Nascida em Campina Grande, na Paraíba, em 15 de março de 1983, sou a terceira de uma prole de dez filhos, oriundos de uma realidade socioeconômica pobre. Meus pais, Ivan Rosas (pedreiro) e Maria do Carmo Silva (empregada doméstica), tiveram de abdicar da educação formal, optando pelo trabalho precoce.
Cresci num ambiente com pouco letramento; não havia livros e a leitura não era parte da rotina familiar. Foi na escola a minha primeira experiência com a leitura e os livros. A realidade de enfrentar tais dificuldades desde cedo moldou minha determinação em superar as limitações impostas pela falta de oportunidades na educação.
Quando pequena, vivi em um bairro carente, desprovido de saneamento básico e eletricidade, enfrentando diariamente as dificuldades de uma infraestrutura precária. As ruas poeirentas eram testemunhas das lutas diárias de nossa comunidade, enquanto a ausência de serviços básicos nos impunha desafios constantes.

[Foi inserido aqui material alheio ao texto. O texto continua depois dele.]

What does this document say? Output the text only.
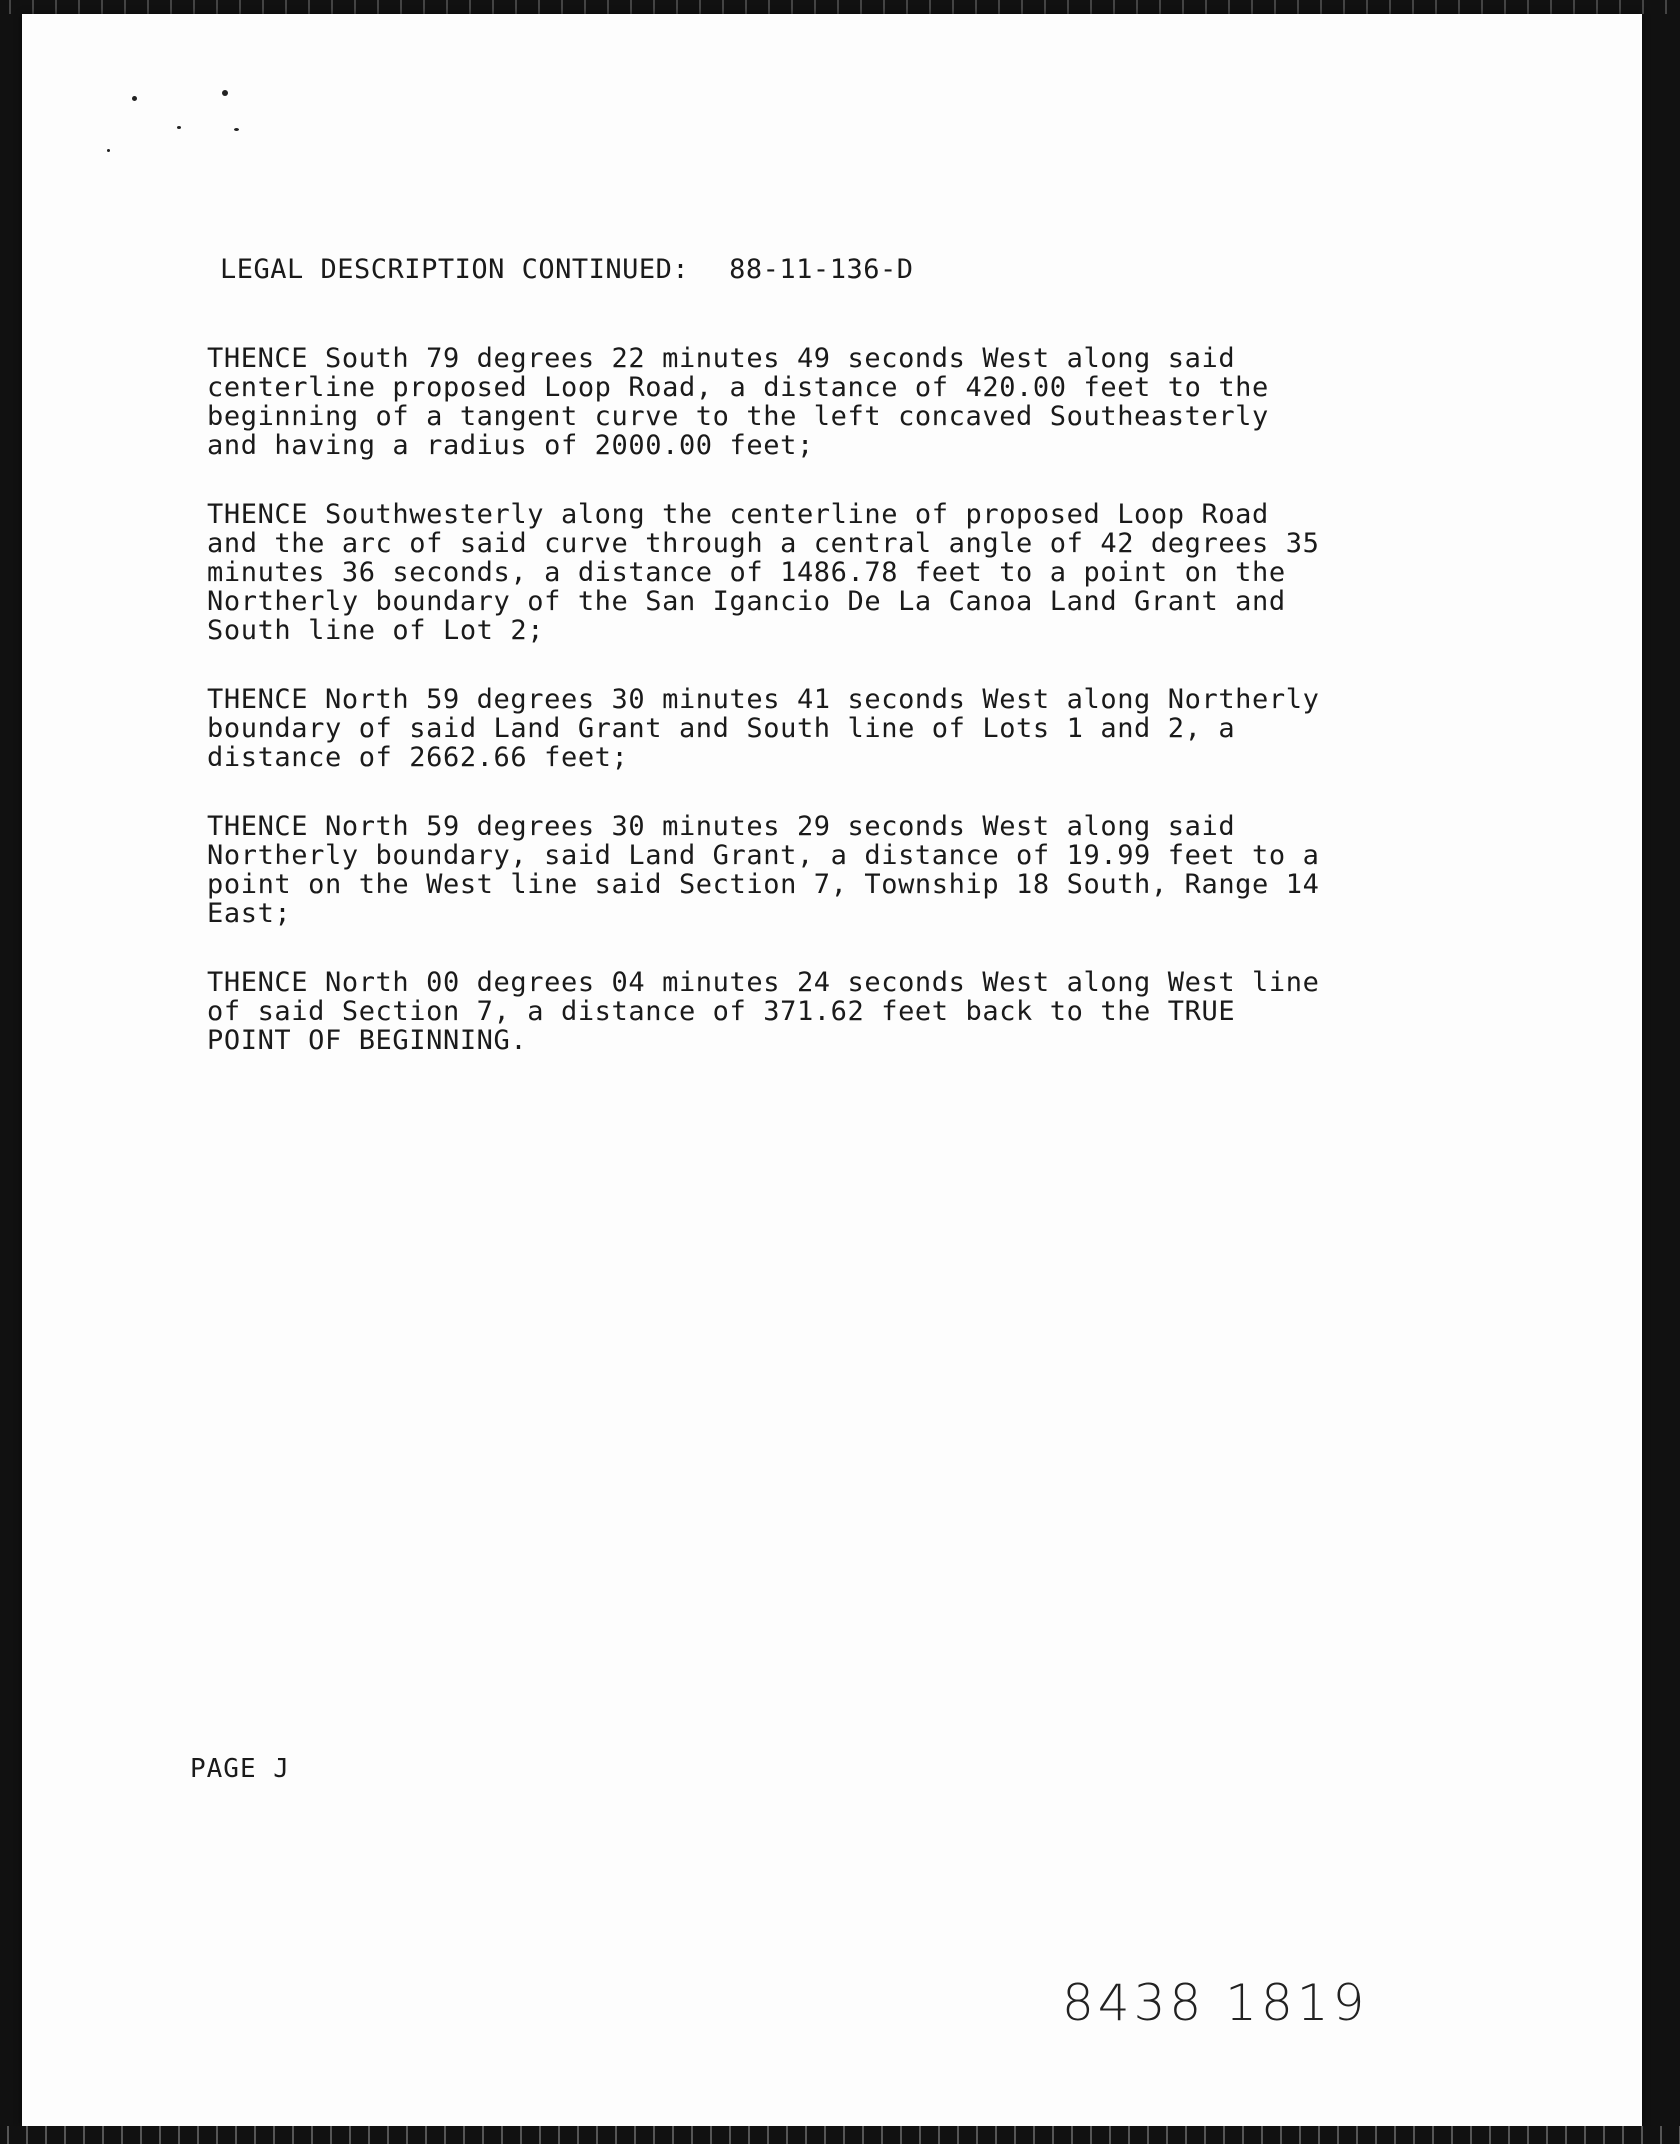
LEGAL DESCRIPTION CONTINUED: 88-11-136-D

THENCE South 79 degrees 22 minutes 49 seconds West along said
centerline proposed Loop Road, a distance of 420.00 feet to the
beginning of a tangent curve to the left concaved Southeasterly
and having a radius of 2000.00 feet;

THENCE Southwesterly along the centerline of proposed Loop Road
and the arc of said curve through a central angle of 42 degrees 35
minutes 36 seconds, a distance of 1486.78 feet to a point on the
Northerly boundary of the San Igancio De La Canoa Land Grant and
South line of Lot 2;

THENCE North 59 degrees 30 minutes 41 seconds West along Northerly
boundary of said Land Grant and South line of Lots 1 and 2, a
distance of 2662.66 feet;

THENCE North 59 degrees 30 minutes 29 seconds West along said
Northerly boundary, said Land Grant, a distance of 19.99 feet to a
point on the West line said Section 7, Township 18 South, Range 14
East;

THENCE North 00 degrees 04 minutes 24 seconds West along West line
of said Section 7, a distance of 371.62 feet back to the TRUE
POINT OF BEGINNING.

PAGE J
8438 1819
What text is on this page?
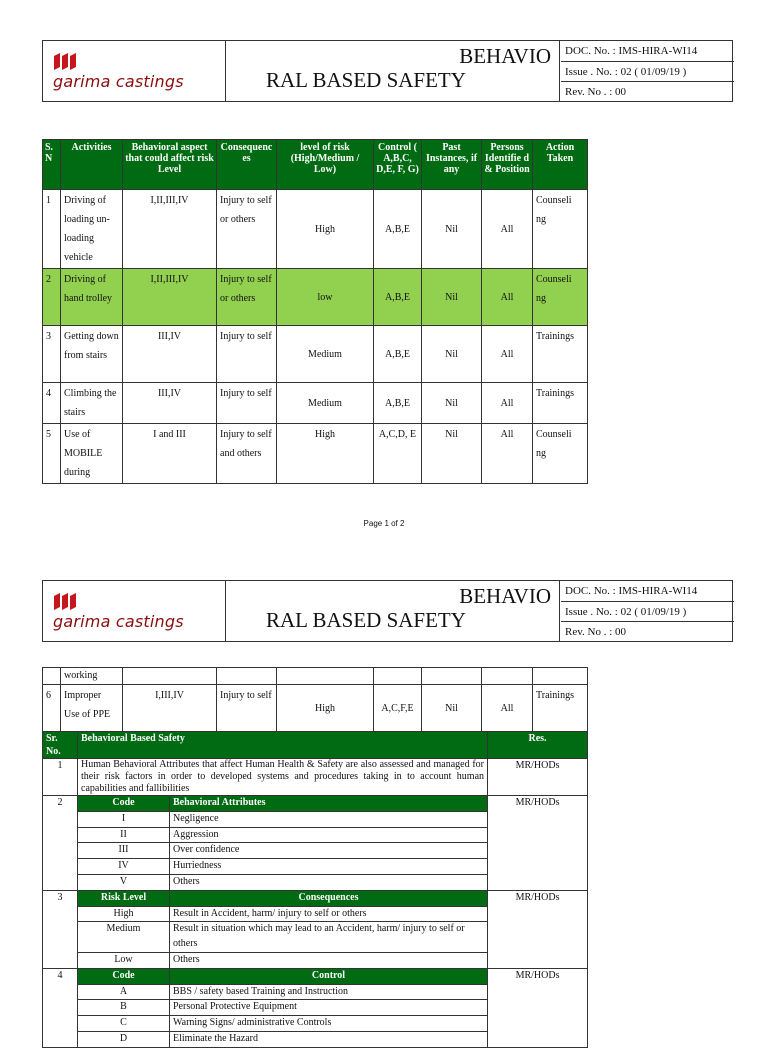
garima castings
BEHAVIO
RAL BASED SAFETY
DOC. No. : IMS-HIRA-WI14
Issue . No. : 02 ( 01/09/19 )
Rev. No . : 00
S. N	Activities	Behavioral aspect that could affect risk Level	Consequenc es	level of risk (High/Medium / Low)	Control ( A,B,C, D,E, F, G)	Past Instances, if any	Persons Identifie d & Position	Action Taken
1	Driving of loading un-loading vehicle	I,II,III,IV	Injury to self or others	High	A,B,E	Nil	All	Counseli ng
2	Driving of hand trolley	I,II,III,IV	Injury to self or others	low	A,B,E	Nil	All	Counseli ng
3	Getting down from stairs	III,IV	Injury to self	Medium	A,B,E	Nil	All	Trainings
4	Climbing the stairs	III,IV	Injury to self	Medium	A,B,E	Nil	All	Trainings
5	Use of MOBILE during	I and III	Injury to self and others	High	A,C,D, E	Nil	All	Counseli ng
Page 1 of 2
garima castings
BEHAVIO
RAL BASED SAFETY
DOC. No. : IMS-HIRA-WI14
Issue . No. : 02 ( 01/09/19 )
Rev. No . : 00
	working							
6	Improper Use of PPE	I,III,IV	Injury to self	High	A,C,F,E	Nil	All	Trainings
Sr. No.	Behavioral Based Safety		Res.
1	Human Behavioral Attributes that affect Human Health & Safety are also assessed and managed for their risk factors in order to developed systems and procedures taking in to account human capabilities and fallibilities		MR/HODs
2	Code	Behavioral Attributes	MR/HODs
	I	Negligence	
	II	Aggression	
	III	Over confidence	
	IV	Hurriedness	
	V	Others	
3	Risk Level	Consequences	MR/HODs
	High	Result in Accident, harm/ injury to self or others	
	Medium	Result in situation which may lead to an Accident, harm/ injury to self or others	
	Low	Others	
4	Code	Control	MR/HODs
	A	BBS / safety based Training and Instruction	
	B	Personal Protective Equipment	
	C	Warning Signs/ administrative Controls	
	D	Eliminate the Hazard	
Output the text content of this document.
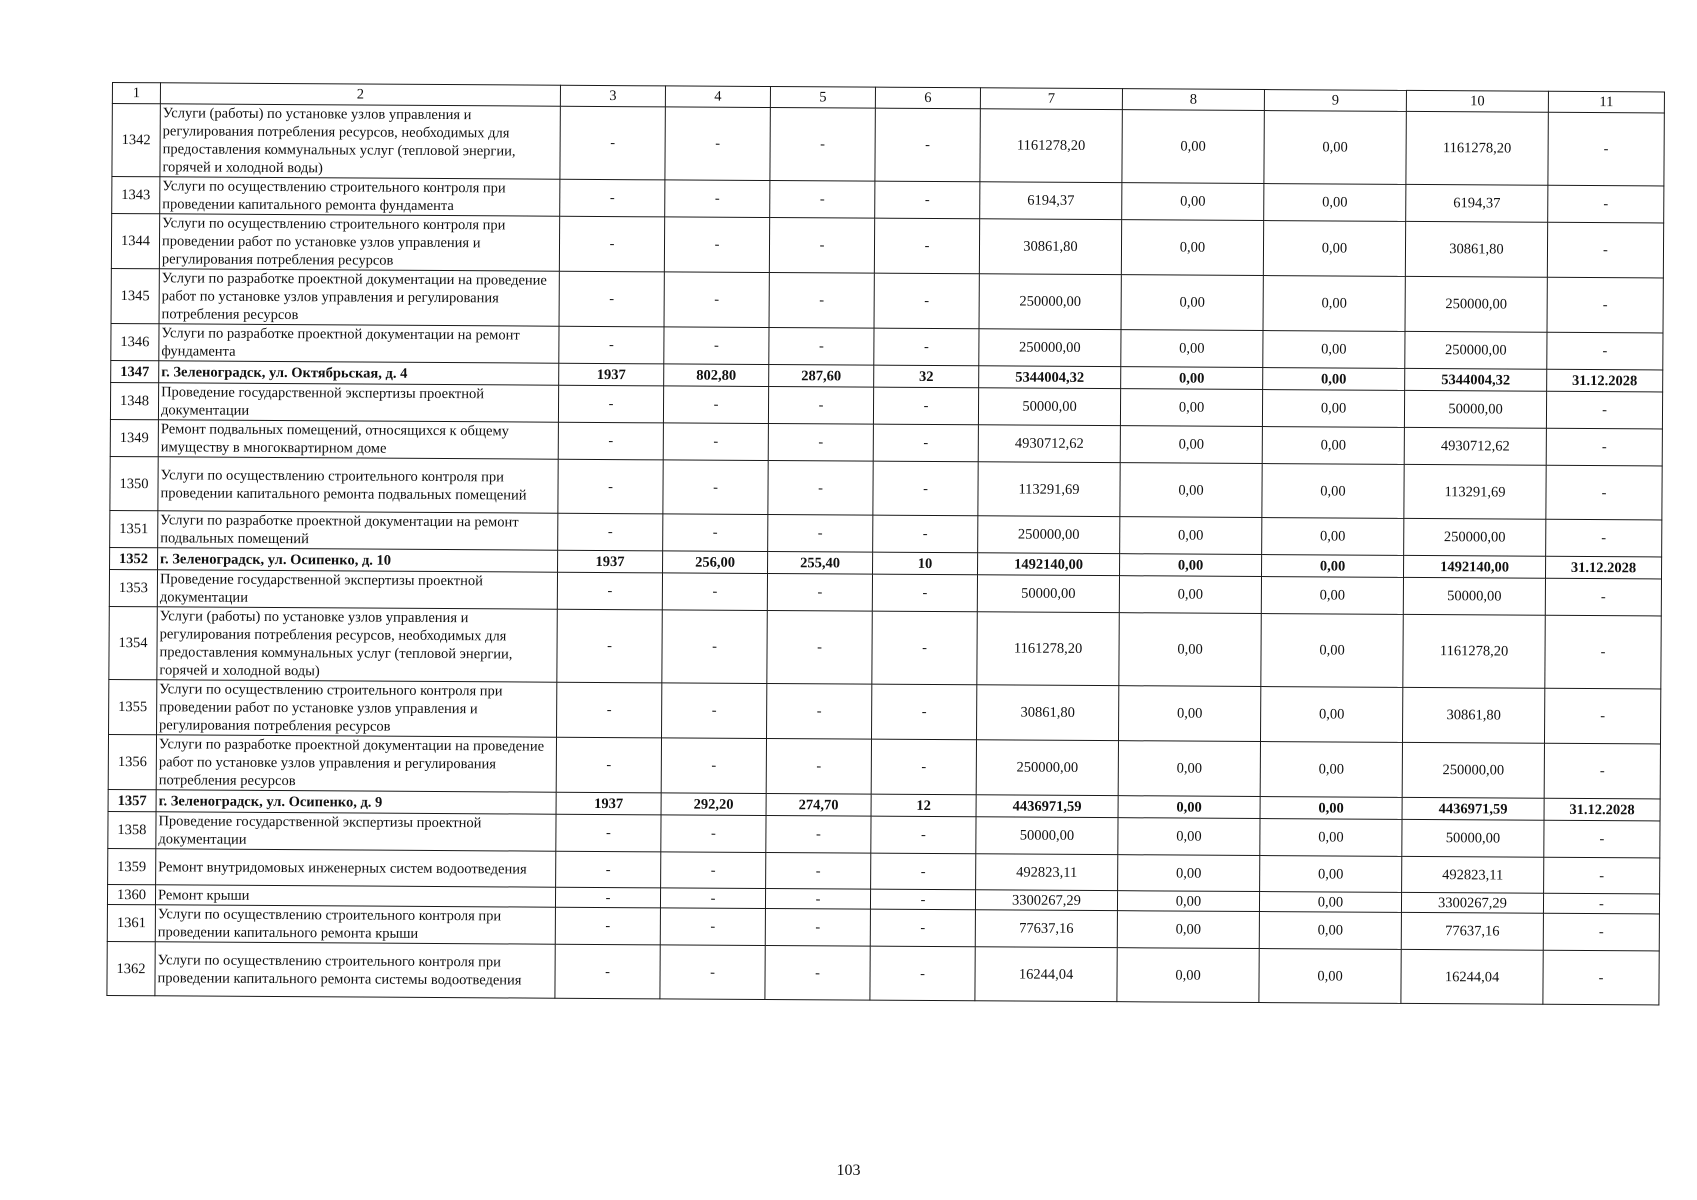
1	2	3	4	5	6	7	8	9	10	11
1342	Услуги (работы) по установке узлов управления и регулирования потребления ресурсов, необходимых для предоставления коммунальных услуг (тепловой энергии, горячей и холодной воды)	-	-	-	-	1161278,20	0,00	0,00	1161278,20	-
1343	Услуги по осуществлению строительного контроля при проведении капитального ремонта фундамента	-	-	-	-	6194,37	0,00	0,00	6194,37	-
1344	Услуги по осуществлению строительного контроля при проведении работ по установке узлов управления и регулирования потребления ресурсов	-	-	-	-	30861,80	0,00	0,00	30861,80	-
1345	Услуги по разработке проектной документации на проведение работ по установке узлов управления и регулирования потребления ресурсов	-	-	-	-	250000,00	0,00	0,00	250000,00	-
1346	Услуги по разработке проектной документации на ремонт фундамента	-	-	-	-	250000,00	0,00	0,00	250000,00	-
1347	г. Зеленоградск, ул. Октябрьская, д. 4	1937	802,80	287,60	32	5344004,32	0,00	0,00	5344004,32	31.12.2028
1348	Проведение государственной экспертизы проектной документации	-	-	-	-	50000,00	0,00	0,00	50000,00	-
1349	Ремонт подвальных помещений, относящихся к общему имуществу в многоквартирном доме	-	-	-	-	4930712,62	0,00	0,00	4930712,62	-
1350	Услуги по осуществлению строительного контроля при проведении капитального ремонта подвальных помещений	-	-	-	-	113291,69	0,00	0,00	113291,69	-
1351	Услуги по разработке проектной документации на ремонт подвальных помещений	-	-	-	-	250000,00	0,00	0,00	250000,00	-
1352	г. Зеленоградск, ул. Осипенко, д. 10	1937	256,00	255,40	10	1492140,00	0,00	0,00	1492140,00	31.12.2028
1353	Проведение государственной экспертизы проектной документации	-	-	-	-	50000,00	0,00	0,00	50000,00	-
1354	Услуги (работы) по установке узлов управления и регулирования потребления ресурсов, необходимых для предоставления коммунальных услуг (тепловой энергии, горячей и холодной воды)	-	-	-	-	1161278,20	0,00	0,00	1161278,20	-
1355	Услуги по осуществлению строительного контроля при проведении работ по установке узлов управления и регулирования потребления ресурсов	-	-	-	-	30861,80	0,00	0,00	30861,80	-
1356	Услуги по разработке проектной документации на проведение работ по установке узлов управления и регулирования потребления ресурсов	-	-	-	-	250000,00	0,00	0,00	250000,00	-
1357	г. Зеленоградск, ул. Осипенко, д. 9	1937	292,20	274,70	12	4436971,59	0,00	0,00	4436971,59	31.12.2028
1358	Проведение государственной экспертизы проектной документации	-	-	-	-	50000,00	0,00	0,00	50000,00	-
1359	Ремонт внутридомовых инженерных систем водоотведения	-	-	-	-	492823,11	0,00	0,00	492823,11	-
1360	Ремонт крыши	-	-	-	-	3300267,29	0,00	0,00	3300267,29	-
1361	Услуги по осуществлению строительного контроля при проведении капитального ремонта крыши	-	-	-	-	77637,16	0,00	0,00	77637,16	-
1362	Услуги по осуществлению строительного контроля при проведении капитального ремонта системы водоотведения	-	-	-	-	16244,04	0,00	0,00	16244,04	-
103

Nos anos 90, por falta de moradia, morei no maior lixão a céu aberto da cidade de Campina Grande, sob a lona preta, o sol forte e o mau cheiro. Durante anos, catei osso no lixo para vender e comprar comida. Além do lixão, trabalhei em olaria, no roçado, em abatedouro, dentre outras atividades em busca de sustento. Embora estivesse vivendo em situação de vulnerabilidade social, encontrei na escola um lugar de pouso, de segurança e de futuro.
Sonho da infância
Foi na escola Municipal Luiz Cambeba que me encantei pela docência, inspirada por minha primeira professora, Rosa. Eu vinha do lixão, e aquele mau cheiro do aterro estava impregnado em mim. Eram horas e horas mergulhada nos resíduos, catando comida, brinquedos, roupas e utensílios para casa. Ao chegar à escola, a professora me abraçava na porta, e seu perfume impregnava minha roupa. Foi nesse momento que surgiu a certeza em mim: "Eu quero ser professora para ter esse cheiro de perfume". Assim, desde os primeiros anos da minha infância eu cultivava o sonho de seguir a carreira docente.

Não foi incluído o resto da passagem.